Biologist and academic administrator

Lynn Cooley is the C. N. H. Long Professor of Genetics and Professor of Cell Biology and of Molecular, Cellular, and Developmental Biology. She has served as the Dean of the Graduate School of Arts and Sciences since 2014, and Vice Provost for Postdoctoral Affairs since 2021 at Yale University. Her current research focuses on understanding the function of the intercellular bridges that connect germline cells (which develop into eggs/oocytes or sperm) and on the regulated production of long proteins in specific tissues.

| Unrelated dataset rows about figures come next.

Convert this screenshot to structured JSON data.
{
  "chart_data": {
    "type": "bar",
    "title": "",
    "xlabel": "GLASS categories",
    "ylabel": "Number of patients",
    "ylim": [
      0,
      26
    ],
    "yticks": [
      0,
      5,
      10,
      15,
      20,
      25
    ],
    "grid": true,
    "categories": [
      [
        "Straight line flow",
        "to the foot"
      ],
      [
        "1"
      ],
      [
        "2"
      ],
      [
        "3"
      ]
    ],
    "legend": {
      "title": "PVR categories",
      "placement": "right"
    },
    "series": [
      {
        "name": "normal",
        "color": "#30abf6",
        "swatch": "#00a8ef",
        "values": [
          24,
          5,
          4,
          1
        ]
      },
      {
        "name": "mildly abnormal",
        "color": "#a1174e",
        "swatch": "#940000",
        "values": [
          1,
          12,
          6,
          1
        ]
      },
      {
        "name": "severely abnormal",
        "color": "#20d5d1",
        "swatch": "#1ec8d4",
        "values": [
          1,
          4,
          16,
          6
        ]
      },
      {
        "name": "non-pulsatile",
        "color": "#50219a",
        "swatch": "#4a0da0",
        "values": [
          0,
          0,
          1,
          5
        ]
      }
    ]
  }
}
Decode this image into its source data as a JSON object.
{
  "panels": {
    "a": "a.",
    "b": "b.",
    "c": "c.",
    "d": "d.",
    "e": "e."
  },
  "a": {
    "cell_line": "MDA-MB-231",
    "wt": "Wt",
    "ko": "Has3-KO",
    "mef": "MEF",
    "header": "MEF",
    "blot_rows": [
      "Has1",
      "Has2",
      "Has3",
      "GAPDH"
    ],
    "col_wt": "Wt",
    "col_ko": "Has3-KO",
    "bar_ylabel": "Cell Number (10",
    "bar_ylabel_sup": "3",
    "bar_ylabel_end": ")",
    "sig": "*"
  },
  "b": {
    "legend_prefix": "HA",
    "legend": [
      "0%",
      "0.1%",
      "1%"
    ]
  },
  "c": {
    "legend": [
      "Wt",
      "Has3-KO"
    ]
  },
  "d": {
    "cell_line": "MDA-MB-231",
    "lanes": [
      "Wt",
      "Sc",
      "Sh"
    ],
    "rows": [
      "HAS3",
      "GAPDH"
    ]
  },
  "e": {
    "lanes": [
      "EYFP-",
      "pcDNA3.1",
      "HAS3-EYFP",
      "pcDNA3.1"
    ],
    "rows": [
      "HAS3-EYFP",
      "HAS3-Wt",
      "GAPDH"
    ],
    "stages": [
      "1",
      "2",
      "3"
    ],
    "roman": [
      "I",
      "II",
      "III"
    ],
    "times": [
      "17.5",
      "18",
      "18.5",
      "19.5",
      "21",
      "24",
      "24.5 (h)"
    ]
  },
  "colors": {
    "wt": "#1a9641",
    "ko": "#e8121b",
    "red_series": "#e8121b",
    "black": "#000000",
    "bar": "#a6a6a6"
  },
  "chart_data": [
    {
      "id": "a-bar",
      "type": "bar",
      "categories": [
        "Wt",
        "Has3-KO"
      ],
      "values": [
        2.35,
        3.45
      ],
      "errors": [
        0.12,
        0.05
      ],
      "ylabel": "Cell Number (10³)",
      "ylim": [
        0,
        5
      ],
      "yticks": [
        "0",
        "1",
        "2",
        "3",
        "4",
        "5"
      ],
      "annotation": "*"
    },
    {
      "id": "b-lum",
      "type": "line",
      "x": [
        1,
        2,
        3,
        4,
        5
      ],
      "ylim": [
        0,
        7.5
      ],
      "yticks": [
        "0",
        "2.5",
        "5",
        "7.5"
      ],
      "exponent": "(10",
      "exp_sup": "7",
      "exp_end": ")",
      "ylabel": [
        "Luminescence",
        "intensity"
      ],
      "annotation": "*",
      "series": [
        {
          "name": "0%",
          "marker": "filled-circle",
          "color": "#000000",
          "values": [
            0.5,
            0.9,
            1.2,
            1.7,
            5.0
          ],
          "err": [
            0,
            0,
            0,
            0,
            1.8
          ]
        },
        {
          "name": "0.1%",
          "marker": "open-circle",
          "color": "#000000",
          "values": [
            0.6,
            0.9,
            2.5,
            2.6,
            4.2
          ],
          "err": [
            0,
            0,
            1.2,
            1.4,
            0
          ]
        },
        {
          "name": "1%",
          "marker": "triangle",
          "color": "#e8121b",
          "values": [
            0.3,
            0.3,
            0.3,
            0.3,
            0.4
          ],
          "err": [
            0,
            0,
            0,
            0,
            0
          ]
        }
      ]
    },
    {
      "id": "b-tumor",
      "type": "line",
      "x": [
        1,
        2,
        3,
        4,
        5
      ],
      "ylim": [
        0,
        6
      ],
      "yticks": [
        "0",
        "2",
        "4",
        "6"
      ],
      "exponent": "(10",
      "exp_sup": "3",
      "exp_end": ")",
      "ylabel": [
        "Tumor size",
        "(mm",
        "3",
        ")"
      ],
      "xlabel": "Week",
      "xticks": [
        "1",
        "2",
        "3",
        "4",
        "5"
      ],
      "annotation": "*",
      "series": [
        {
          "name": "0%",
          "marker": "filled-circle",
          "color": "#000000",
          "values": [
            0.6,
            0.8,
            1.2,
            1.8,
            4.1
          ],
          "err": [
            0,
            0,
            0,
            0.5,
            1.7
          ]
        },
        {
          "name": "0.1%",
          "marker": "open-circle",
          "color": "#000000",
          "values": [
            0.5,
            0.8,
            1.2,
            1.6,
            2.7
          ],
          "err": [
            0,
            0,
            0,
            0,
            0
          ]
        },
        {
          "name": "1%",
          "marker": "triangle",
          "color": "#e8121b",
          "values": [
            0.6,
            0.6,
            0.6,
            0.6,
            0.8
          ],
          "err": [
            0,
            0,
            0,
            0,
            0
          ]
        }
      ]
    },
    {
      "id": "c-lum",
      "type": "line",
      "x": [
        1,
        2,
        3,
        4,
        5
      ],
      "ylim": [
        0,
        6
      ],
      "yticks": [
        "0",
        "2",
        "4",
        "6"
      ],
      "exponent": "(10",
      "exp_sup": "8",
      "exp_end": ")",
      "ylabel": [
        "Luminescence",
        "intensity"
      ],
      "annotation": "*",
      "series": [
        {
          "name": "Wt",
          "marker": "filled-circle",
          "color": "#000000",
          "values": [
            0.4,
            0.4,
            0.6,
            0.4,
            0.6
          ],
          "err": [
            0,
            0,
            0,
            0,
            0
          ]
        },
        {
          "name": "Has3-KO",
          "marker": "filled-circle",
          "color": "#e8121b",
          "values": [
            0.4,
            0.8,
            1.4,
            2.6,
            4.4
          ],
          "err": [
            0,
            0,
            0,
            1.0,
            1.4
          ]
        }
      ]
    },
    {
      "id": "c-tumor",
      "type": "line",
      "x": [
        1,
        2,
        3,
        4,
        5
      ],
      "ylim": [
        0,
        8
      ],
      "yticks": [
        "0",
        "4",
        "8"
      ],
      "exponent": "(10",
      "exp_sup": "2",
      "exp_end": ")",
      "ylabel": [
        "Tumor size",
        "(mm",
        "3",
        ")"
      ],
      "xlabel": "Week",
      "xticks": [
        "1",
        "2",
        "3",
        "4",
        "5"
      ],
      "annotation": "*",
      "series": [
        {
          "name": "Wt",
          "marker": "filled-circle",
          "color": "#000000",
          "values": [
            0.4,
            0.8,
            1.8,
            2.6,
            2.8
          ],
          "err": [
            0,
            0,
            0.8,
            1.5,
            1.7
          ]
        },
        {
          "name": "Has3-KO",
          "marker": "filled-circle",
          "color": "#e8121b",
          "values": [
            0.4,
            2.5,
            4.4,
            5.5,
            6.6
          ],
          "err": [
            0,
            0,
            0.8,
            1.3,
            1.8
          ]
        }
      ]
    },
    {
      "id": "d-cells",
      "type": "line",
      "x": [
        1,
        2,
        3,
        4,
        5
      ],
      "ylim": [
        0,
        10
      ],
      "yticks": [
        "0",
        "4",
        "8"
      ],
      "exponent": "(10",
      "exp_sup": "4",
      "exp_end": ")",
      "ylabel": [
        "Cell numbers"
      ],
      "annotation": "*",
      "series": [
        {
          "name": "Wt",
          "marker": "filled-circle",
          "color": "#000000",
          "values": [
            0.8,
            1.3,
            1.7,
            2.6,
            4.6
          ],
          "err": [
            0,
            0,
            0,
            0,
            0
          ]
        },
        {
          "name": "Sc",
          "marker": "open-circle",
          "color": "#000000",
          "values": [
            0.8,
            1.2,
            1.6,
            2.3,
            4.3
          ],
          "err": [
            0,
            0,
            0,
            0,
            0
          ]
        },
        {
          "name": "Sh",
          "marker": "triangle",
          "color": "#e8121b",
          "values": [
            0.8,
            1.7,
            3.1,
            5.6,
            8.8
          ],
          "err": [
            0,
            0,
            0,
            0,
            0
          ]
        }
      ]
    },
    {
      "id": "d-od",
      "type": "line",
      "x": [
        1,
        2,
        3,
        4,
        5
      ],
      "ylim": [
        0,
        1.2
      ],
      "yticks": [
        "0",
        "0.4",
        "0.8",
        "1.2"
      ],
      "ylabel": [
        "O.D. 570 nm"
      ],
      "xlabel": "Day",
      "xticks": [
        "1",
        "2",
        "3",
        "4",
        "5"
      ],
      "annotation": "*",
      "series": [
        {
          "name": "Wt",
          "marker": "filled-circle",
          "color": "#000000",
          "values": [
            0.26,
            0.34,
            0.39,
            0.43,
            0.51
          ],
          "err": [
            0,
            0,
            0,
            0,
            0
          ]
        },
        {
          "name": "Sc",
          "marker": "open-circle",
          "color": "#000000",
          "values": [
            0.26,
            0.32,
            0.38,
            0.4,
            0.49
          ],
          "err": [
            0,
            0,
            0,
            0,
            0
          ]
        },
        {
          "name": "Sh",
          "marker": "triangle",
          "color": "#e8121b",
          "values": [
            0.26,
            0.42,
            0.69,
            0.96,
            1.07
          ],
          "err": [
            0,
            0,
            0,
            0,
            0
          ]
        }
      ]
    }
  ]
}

== Education and career ==
Cooley earned her PhD at the University of Texas in 1984, her BA in Zoology at Connecticut College in 1976, and held a postdoctoral appointment at the Carnegie Institution. She was elected Fellow of the American Association for the Advancement of Science in 2012. Cooley became Dean of the Graduate School of Arts and Sciences in 2014, and Vice Provost for Postdoctoral Affairs in 2021.

== Research ==

Cooley is a developmental cell biologist who works on gametogenesis, studying germline cells and the intercellular bridges that connect them while they develop. She is specifically interested in the process of incomplete cytokinesis. She uses the fruit fly, Drosophila melanogaster, as a model organism for her research.

== Selected publications ==

- Filamins as integrators of cell mechanics and signalling. TP Stossel, J Condeelis, L Cooley, JH Hartwig, A Noegel, M Schleicher, et al. Nature reviews: Molecular cell biology 2 (2), 138–145 (2001).